The DeWolf Heritage Festival Map is a critical artwork exploring format as both tool and weapon ─ in this case, the cheerful festival map, typically associated with leisure, family fun, and regional pride. This format is reappropriated to interrogate the legacy of the transatlantic slave trade, with a specific focus on the DeWolf family of Bristol, Rhode Island ─ one of the most prolific slave-trading dynasties in American history, rooted not in the South, but in the North.
The DeWolfs were responsible for over 80 slaving voyages between 1769 and 1820, transporting more than 10,000 Africans to the Americas. Their ships, including the notorious Sally, made repeated crossings of the Middle Passage, exchanging rum and goods for human lives. The family’s wealth helped fund banks, churches, and cultural institutions that still exist today.
In this map, the enslaved are not shown. Their absence is not accidental ─ it mirrors the deliberate omissions of the past. In much of the historical documentation produced by slave traders, enslaved individuals were listed as cargo, not people. They were counted, priced, and insured like barrels of sugar or bolts of cloth. Their lives did not matter. Auction stands are marked here, as are stately homes and waterfront docks ─ but the human suffering that enabled them remains hidden.

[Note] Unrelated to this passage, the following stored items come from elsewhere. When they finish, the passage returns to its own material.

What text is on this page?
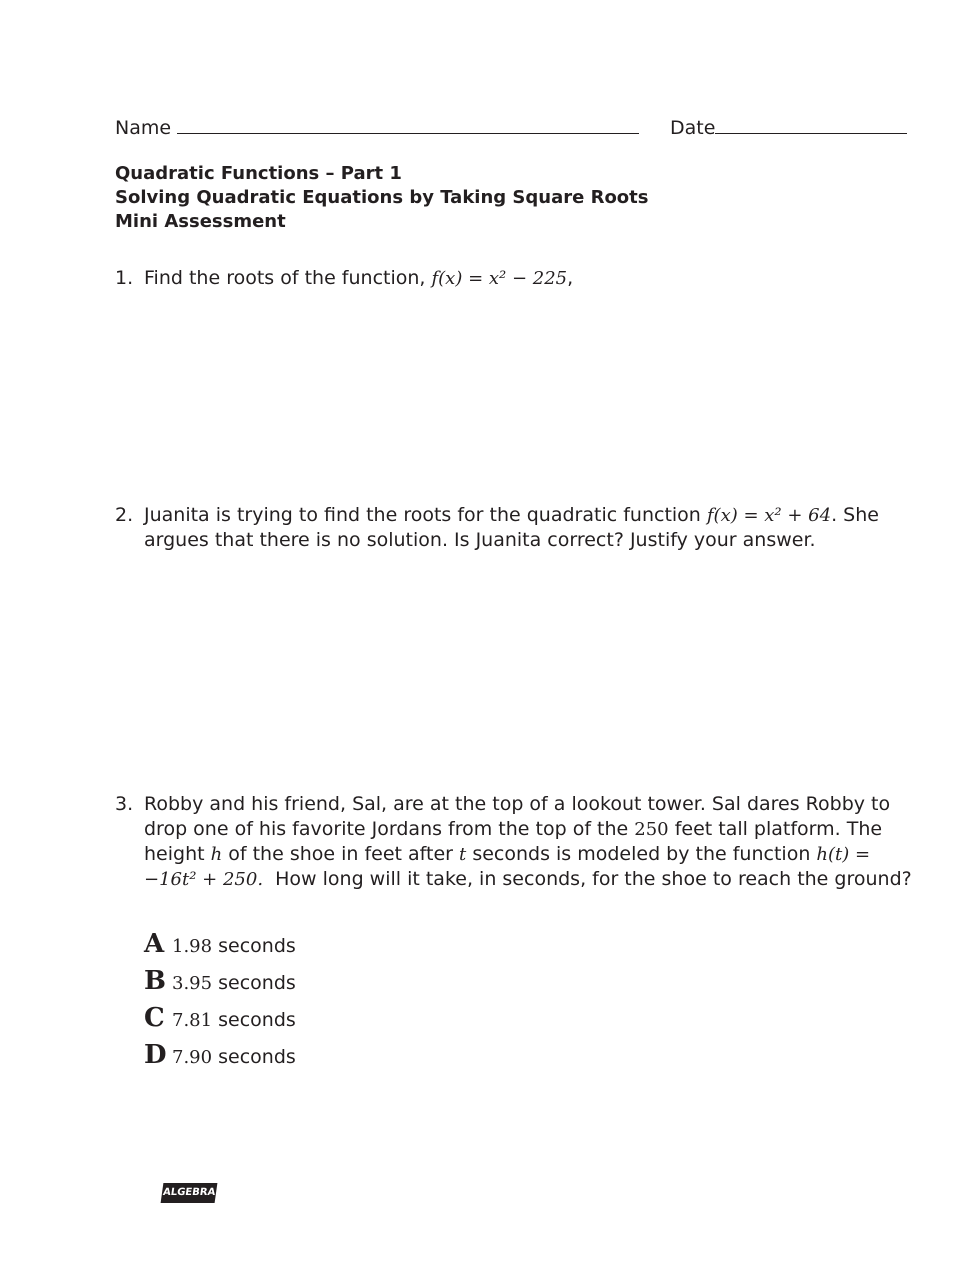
Name	Date
Quadratic Functions – Part 1
Solving Quadratic Equations by Taking Square Roots
Mini Assessment
1. Find the roots of the function, f(x) = x² − 225,
2. Juanita is trying to find the roots for the quadratic function f(x) = x² + 64. She
argues that there is no solution. Is Juanita correct? Justify your answer.
3. Robby and his friend, Sal, are at the top of a lookout tower. Sal dares Robby to
drop one of his favorite Jordans from the top of the 250 feet tall platform. The
height h of the shoe in feet after t seconds is modeled by the function h(t) =
−16t² + 250. How long will it take, in seconds, for the shoe to reach the ground?
A 1.98 seconds
B 3.95 seconds
C 7.81 seconds
D 7.90 seconds
ALGEBRA
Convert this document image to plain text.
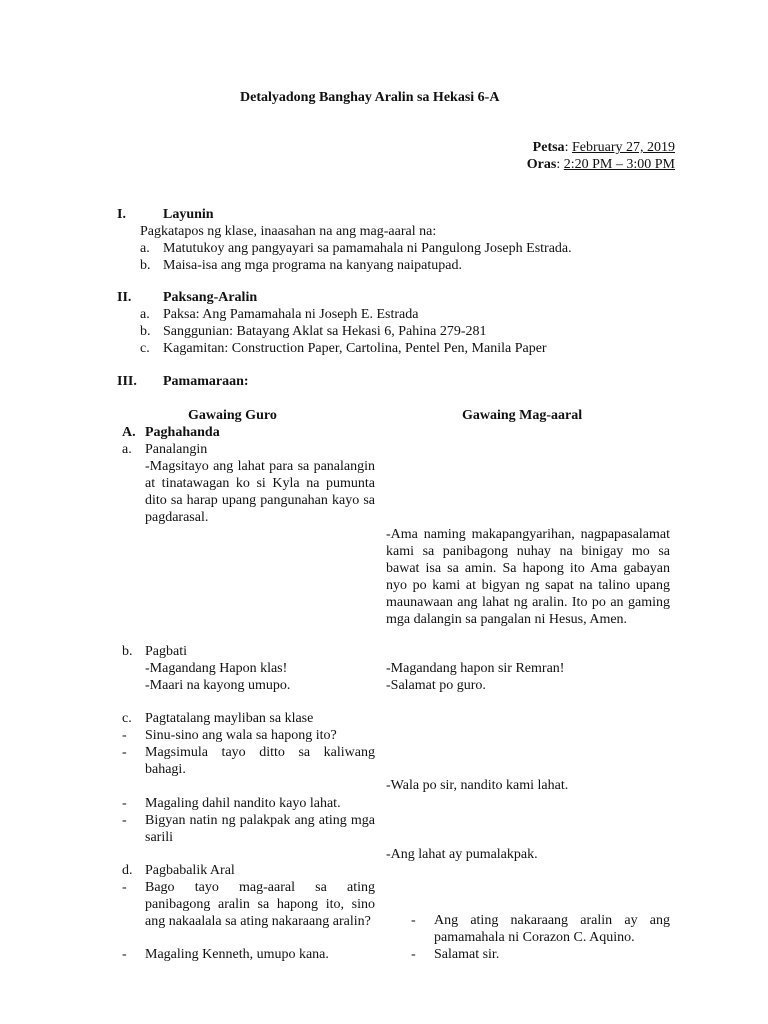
Detalyadong Banghay Aralin sa Hekasi 6-A
Petsa: February 27, 2019
Oras: 2:20 PM – 3:00 PM
I.	Layunin
Pagkatapos ng klase, inaasahan na ang mag-aaral na:
a. Matutukoy ang pangyayari sa pamamahala ni Pangulong Joseph Estrada.
b. Maisa-isa ang mga programa na kanyang naipatupad.
II. Paksang-Aralin
a. Paksa: Ang Pamamahala ni Joseph E. Estrada
b. Sanggunian: Batayang Aklat sa Hekasi 6, Pahina 279-281
c. Kagamitan: Construction Paper, Cartolina, Pentel Pen, Manila Paper
III. Pamamaraan:
Gawaing Guro	Gawaing Mag-aaral
A. Paghahanda
a. Panalangin
-Magsitayo ang lahat para sa panalangin at tinatawagan ko si Kyla na pumunta dito sa harap upang pangunahan kayo sa pagdarasal.
-Ama naming makapangyarihan, nagpapasalamat kami sa panibagong nuhay na binigay mo sa bawat isa sa amin. Sa hapong ito Ama gabayan nyo po kami at bigyan ng sapat na talino upang maunawaan ang lahat ng aralin. Ito po an gaming mga dalangin sa pangalan ni Hesus, Amen.
b. Pagbati
-Magandang Hapon klas!
-Maari na kayong umupo.
-Magandang hapon sir Remran!
-Salamat po guro.
c. Pagtatalang mayliban sa klase
- Sinu-sino ang wala sa hapong ito?
- Magsimula tayo ditto sa kaliwang bahagi.
-Wala po sir, nandito kami lahat.
- Magaling dahil nandito kayo lahat.
- Bigyan natin ng palakpak ang ating mga sarili
-Ang lahat ay pumalakpak.
d. Pagbabalik Aral
- Bago tayo mag-aaral sa ating panibagong aralin sa hapong ito, sino ang nakaalala sa ating nakaraang aralin?
- Magaling Kenneth, umupo kana.
- Ang ating nakaraang aralin ay ang pamamahala ni Corazon C. Aquino.
- Salamat sir.
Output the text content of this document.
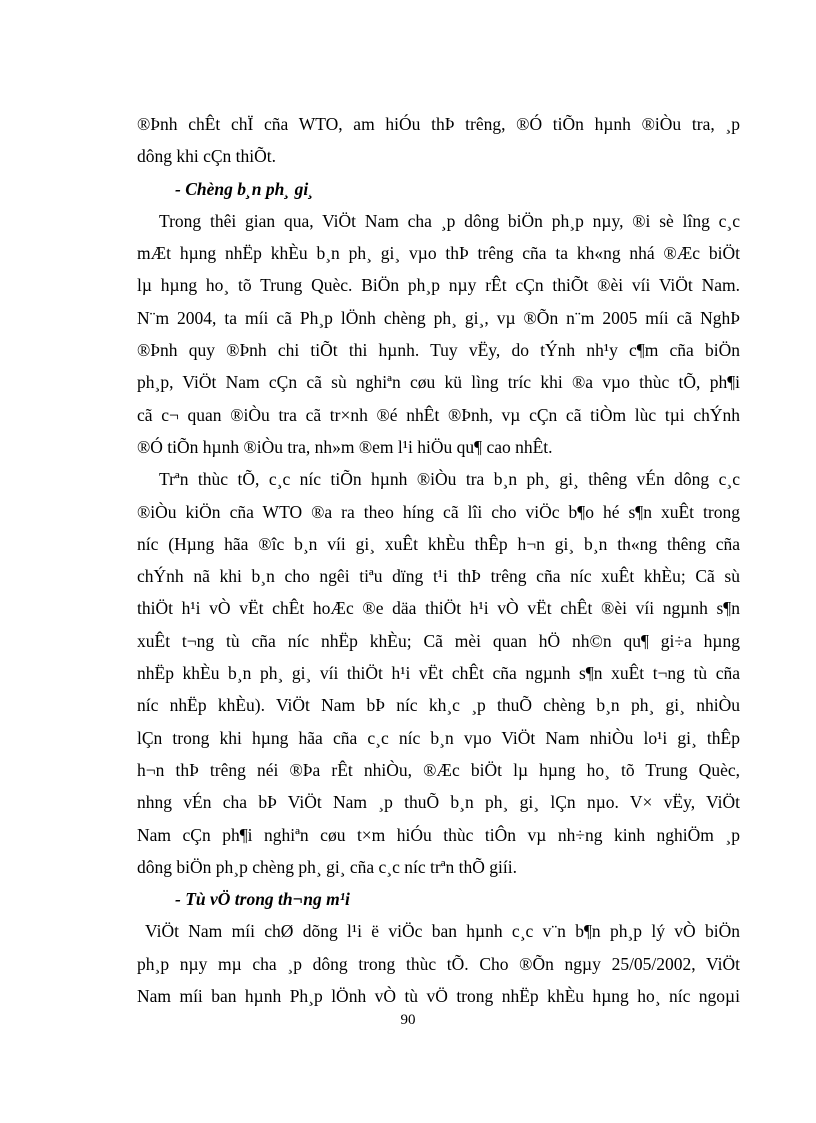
®Þnh chÊt chÏ cña WTO, am hiÓu thÞ trêng, ®Ó tiÕn hµnh ®iÒu tra, ¸p
dông khi cÇn thiÕt.
- Chèng b¸n ph¸ gi¸
Trong thêi gian qua, ViÖt Nam cha ¸p dông biÖn ph¸p nµy, ®i sè lîng c¸c
mÆt hµng nhËp khÈu b¸n ph¸ gi¸ vµo thÞ trêng cña ta kh«ng nhá ®Æc biÖt
lµ hµng ho¸ tõ Trung Quèc. BiÖn ph¸p nµy rÊt cÇn thiÕt ®èi víi ViÖt Nam.
N¨m 2004, ta míi cã Ph¸p lÖnh chèng ph¸ gi¸, vµ ®Õn n¨m 2005 míi cã NghÞ
®Þnh quy ®Þnh chi tiÕt thi hµnh. Tuy vËy, do tÝnh nh¹y c¶m cña biÖn
ph¸p, ViÖt Nam cÇn cã sù nghiªn cøu kü lìng tríc khi ®a vµo thùc tÕ, ph¶i
cã c¬ quan ®iÒu tra cã tr×nh ®é nhÊt ®Þnh, vµ cÇn cã tiÒm lùc tµi chÝnh
®Ó tiÕn hµnh ®iÒu tra, nh»m ®em l¹i hiÖu qu¶ cao nhÊt.
Trªn thùc tÕ, c¸c níc tiÕn hµnh ®iÒu tra b¸n ph¸ gi¸ thêng vÉn dông c¸c
®iÒu kiÖn cña WTO ®a ra theo híng cã lîi cho viÖc b¶o hé s¶n xuÊt trong
níc (Hµng hãa ®îc b¸n víi gi¸ xuÊt khÈu thÊp h¬n gi¸ b¸n th«ng thêng cña
chÝnh nã khi b¸n cho ngêi tiªu dïng t¹i thÞ trêng cña níc xuÊt khÈu; Cã sù
thiÖt h¹i vÒ vËt chÊt hoÆc ®e däa thiÖt h¹i vÒ vËt chÊt ®èi víi ngµnh s¶n
xuÊt t¬ng tù cña níc nhËp khÈu; Cã mèi quan hÖ nh©n qu¶ gi÷a hµng
nhËp khÈu b¸n ph¸ gi¸ víi thiÖt h¹i vËt chÊt cña ngµnh s¶n xuÊt t¬ng tù cña
níc nhËp khÈu). ViÖt Nam bÞ níc kh¸c ¸p thuÕ chèng b¸n ph¸ gi¸ nhiÒu
lÇn trong khi hµng hãa cña c¸c níc b¸n vµo ViÖt Nam nhiÒu lo¹i gi¸ thÊp
h¬n thÞ trêng néi ®Þa rÊt nhiÒu, ®Æc biÖt lµ hµng ho¸ tõ Trung Quèc,
nhng vÉn cha bÞ ViÖt Nam ¸p thuÕ b¸n ph¸ gi¸ lÇn nµo. V× vËy, ViÖt
Nam cÇn ph¶i nghiªn cøu t×m hiÓu thùc tiÔn vµ nh÷ng kinh nghiÖm ¸p
dông biÖn ph¸p chèng ph¸ gi¸ cña c¸c níc trªn thÕ giíi.
- Tù vÖ trong th¬ng m¹i
ViÖt Nam míi chØ dõng l¹i ë viÖc ban hµnh c¸c v¨n b¶n ph¸p lý vÒ biÖn
ph¸p nµy mµ cha ¸p dông trong thùc tÕ. Cho ®Õn ngµy 25/05/2002, ViÖt
Nam míi ban hµnh Ph¸p lÖnh vÒ tù vÖ trong nhËp khÈu hµng ho¸ níc ngoµi
90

The legacy of the DeWolf family has itself been publicly questioned by descendants. In Traces of the Trade, a 2008 documentary and memoir by Katrina Browne ─ a DeWolf descendant ─ family members retrace the triangle trade and confront the uncomfortable truth of their inherited history. Notably, most of the wealth generated by the trade did not endure; those who bear the name today did not necessarily inherit privilege, but they did inherit a legacy. That legacy, like the map, is unevenly distributed, filled with gaps, absences, and uncomfortable truths.
The installation format is crucial to the piece. The printed map is folded and placed casually on a camping-style festival chair, positioned atop a one-meter square of artificial grass. This gesture references contemporary festival culture, evoking picnics, open-air music, and curated “heritage” experiences. By couching atrocity in the language of leisure, the work asks: What is remembered, what is omitted, and what happens when we allow marketing formats to shape historical memory?

The DeWolf Heritage Festival Map questions not just history, but how history is sold ─ and who gets to do the selling. It invites the viewer to unfold a version of the past that was never meant to be seen.